The story is set in the early days of Conan’s rule as king, tricked by an ally, he is imprisoned by an evil wizard in a dungeon of sick and twisted creatures which Conan must escape from. The artwork by Tomas Giorello is part of the reason why I felt myself becoming so attached to the story. It’s gritty but not sloppy or looks poorly done. It’s just perfectly gritty to so compliment the story and Conan himself. If you’ve been avoiding these comic books because your only reference is a couple of campy Conan movies by Arnold Schwarzenegger, then you’re really missing out. Not only on a great adaption, but a wonderfully drawn book that I’m going to have to hunt down and collect from a non-digital version.

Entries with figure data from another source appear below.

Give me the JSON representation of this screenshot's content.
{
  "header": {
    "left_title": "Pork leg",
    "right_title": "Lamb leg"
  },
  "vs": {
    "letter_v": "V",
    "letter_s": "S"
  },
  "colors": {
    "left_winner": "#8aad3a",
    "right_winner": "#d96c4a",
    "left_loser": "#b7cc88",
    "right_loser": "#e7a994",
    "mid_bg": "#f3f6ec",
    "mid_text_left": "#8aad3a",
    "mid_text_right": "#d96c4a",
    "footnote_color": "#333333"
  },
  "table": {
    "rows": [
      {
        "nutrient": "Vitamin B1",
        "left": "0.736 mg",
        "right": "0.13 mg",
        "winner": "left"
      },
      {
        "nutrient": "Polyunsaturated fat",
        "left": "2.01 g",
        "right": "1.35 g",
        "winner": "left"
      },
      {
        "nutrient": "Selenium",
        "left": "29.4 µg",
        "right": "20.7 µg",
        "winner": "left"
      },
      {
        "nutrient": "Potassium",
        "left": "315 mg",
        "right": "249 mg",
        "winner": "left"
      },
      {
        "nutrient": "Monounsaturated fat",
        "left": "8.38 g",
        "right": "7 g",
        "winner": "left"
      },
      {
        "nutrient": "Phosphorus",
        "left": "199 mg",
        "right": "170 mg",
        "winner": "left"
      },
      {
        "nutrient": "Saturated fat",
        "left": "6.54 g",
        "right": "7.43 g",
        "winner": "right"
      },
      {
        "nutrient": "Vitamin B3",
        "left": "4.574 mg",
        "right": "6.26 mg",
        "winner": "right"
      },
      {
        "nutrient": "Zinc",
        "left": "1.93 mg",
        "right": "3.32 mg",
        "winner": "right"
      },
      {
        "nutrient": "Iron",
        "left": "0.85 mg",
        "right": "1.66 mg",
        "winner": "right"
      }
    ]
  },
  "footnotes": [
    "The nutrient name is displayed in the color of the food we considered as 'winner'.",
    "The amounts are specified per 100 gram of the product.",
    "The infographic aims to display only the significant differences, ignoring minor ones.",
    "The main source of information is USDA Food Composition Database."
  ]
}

Conan does escape the dungeon, with the help of a crazed man that he frees from a horrible prison cell. If you could call it a prison cell, think of the worst prison cell you can imagine, times it by a million, and you might touch on the horrible way this guy was trapped down there. One of the coolest parts was in the final issue, where Conan gets to enact his revenge on those who betrayed him and tried to take over his kingdom. It was the stuff that you love Conan fore, blood, guts, Crom, and Conan just being a bad-ass.

I can’t thank Dark Horse enough for sending me the giant pile of Conan comic books to review for this week’s tribute to Crom, and his greatest warrior Conan. Not only do I have a better knowledge of the character, but a deep interest to just dive into the works of Robert E. Howard, who mind you, wrote these things in the 1930’s.